I wonder, actually, whether the argument could be radicalised.  Tacit in a lot of it is that there is a right to reproduce – that the starting point is that at least some ARTs ought to be available and provided.  I’m not sure whether that’s a given – it might be that there’s a duty to adopt, for example, that means that even those who want kids ought to look at other ways of having them.  (Adopted children would be almost as closely related genetically as non-adopted ones, so – as I’ve argued here before – I don’t think that the genetic relatedness argument carries much weight.)

Doubtless, there’ll be some who accuse this kind of argument of Malthusianism (although whenever I’ve seen that argument bandied about, an explanation of why that is a bad thing in principle is less forthcoming).  I don’t have any particular objection to that label, though neither do I think it has to be seen in those terms.  After all, as Richie points out, most ARTs are used in countries with low birthrates – so the overall impact on population is likely to be low.

That, in a way, is beside the point.  If an action can be shown to be morally problematic, the fact that the consequences will not be widespread may be a mitigation on certain accounts.  But even a little of a bad thing is still a bad thing.

When it comes to the crunch, it seems to me that while reproduction may be a good, it is not the only good at which persons or policies may or should aim; and there are times when two goods conflict.  Neither is it too strange to suggest that there are times when a person should abandon one good because of the greater moral gravity of some other, greater, good.  It’s possible that reproduction is one of those goods.

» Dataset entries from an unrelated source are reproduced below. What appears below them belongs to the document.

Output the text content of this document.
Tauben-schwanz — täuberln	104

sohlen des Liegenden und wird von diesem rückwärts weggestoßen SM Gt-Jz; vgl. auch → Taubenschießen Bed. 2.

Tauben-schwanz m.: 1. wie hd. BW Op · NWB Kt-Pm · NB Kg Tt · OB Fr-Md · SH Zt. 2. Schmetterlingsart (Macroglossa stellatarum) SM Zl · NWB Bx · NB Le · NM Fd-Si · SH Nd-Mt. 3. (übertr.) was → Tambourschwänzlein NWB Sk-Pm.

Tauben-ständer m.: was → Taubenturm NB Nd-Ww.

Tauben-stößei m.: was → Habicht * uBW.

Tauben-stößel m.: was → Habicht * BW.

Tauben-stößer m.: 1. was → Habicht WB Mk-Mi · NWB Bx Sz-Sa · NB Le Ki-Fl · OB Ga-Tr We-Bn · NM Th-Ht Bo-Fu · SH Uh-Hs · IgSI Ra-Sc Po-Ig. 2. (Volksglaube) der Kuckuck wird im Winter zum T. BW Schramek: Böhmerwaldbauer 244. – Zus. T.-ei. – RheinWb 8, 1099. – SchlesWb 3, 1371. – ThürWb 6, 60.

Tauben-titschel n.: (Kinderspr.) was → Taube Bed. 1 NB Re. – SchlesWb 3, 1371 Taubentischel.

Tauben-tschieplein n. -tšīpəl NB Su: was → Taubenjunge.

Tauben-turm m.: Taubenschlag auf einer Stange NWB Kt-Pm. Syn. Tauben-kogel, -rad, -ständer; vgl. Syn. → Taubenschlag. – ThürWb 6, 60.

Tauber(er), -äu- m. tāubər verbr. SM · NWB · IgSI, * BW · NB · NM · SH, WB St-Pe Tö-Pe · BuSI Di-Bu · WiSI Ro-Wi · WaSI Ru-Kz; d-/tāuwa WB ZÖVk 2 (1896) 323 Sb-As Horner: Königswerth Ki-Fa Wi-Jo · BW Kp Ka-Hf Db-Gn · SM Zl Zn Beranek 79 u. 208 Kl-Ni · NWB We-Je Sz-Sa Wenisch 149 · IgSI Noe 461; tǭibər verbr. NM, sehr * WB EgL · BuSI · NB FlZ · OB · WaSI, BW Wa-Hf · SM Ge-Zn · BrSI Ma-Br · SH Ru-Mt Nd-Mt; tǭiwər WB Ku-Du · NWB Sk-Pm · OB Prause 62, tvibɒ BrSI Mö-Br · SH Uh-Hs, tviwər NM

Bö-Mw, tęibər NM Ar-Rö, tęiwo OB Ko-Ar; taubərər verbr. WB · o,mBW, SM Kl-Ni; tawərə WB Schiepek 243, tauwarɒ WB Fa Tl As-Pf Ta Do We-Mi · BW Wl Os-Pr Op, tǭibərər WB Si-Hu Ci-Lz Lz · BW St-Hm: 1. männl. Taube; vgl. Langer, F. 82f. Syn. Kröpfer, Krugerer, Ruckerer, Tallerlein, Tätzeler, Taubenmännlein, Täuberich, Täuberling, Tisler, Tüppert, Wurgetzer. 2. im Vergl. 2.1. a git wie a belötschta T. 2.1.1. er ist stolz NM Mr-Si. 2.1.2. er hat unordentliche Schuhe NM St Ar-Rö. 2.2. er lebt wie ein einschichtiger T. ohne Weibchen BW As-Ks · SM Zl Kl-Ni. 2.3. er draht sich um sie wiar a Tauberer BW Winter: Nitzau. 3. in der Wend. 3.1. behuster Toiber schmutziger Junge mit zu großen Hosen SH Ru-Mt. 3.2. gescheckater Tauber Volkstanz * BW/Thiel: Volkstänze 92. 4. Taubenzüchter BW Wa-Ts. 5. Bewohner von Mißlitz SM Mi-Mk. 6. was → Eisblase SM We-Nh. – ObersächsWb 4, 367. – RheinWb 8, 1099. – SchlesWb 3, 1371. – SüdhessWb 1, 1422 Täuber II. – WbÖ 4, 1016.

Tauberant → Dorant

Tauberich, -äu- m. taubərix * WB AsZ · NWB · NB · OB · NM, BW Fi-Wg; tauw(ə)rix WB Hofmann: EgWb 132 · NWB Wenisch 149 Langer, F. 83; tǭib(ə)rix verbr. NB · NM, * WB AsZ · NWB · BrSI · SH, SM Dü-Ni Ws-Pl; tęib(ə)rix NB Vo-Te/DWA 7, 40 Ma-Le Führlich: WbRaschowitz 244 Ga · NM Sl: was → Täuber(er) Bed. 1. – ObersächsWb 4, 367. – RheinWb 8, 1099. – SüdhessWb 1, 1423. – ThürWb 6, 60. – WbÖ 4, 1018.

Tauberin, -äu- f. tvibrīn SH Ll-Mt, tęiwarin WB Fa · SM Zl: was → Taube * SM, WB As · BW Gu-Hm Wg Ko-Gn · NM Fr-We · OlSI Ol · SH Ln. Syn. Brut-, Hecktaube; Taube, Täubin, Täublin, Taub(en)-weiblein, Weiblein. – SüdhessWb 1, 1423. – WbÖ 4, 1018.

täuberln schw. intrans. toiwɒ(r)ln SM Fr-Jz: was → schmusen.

What goes for artificial reproductive technologies would go, in principle, to natural ones, too.  But they’re much harder to regulate.  In that sense, the argument is analogous to that surrounding procreative beneficence: even if you think that there’s a duty to have the best possible child where making a choice is feasible, that won’t tell us much about real life reproduction, which is going to be almost irreducibly haphazard – at least, it won’t without a lot more philosophical heavy lifting.

But, really, this kind of question can be put to one side, because I think that there are some important things that Richie touches simply in having written the paper.  One of these is her use of the term “industry” in relation to ART providers.  I guess that, in Europe, we’re not used to thinking of ARTs in those terms – we treat them as social goods.  But thinking about them as an industry – something that has certain inputs, and certain outputs – does seem like a reasonable move.  And, following from that, there’s a general point about the kind of moral question to which ARTs are amenable.  There’s lots of ink spilled over who should have access to infertility treatment, for sure – but there is a good deal less time devoted to the question of whether facilitating reproduction is always a good thing to begin with.  It might turn out that it is – I don’t know.  But the fact that there isn’t all that much attention given to the question of where ARTs fit in a more holistic account of what policy should be does seem important.  We’d ask it in relation to other industries – if I wanted to frack for shale gas under Manchester, there’d be questions about sustainability, and about whether we should be looking for more and cheaper hydrocarbons given what we know about the environment.  So why not ask analogous questions about reproduction, its environmental impact, and its legacy to the future?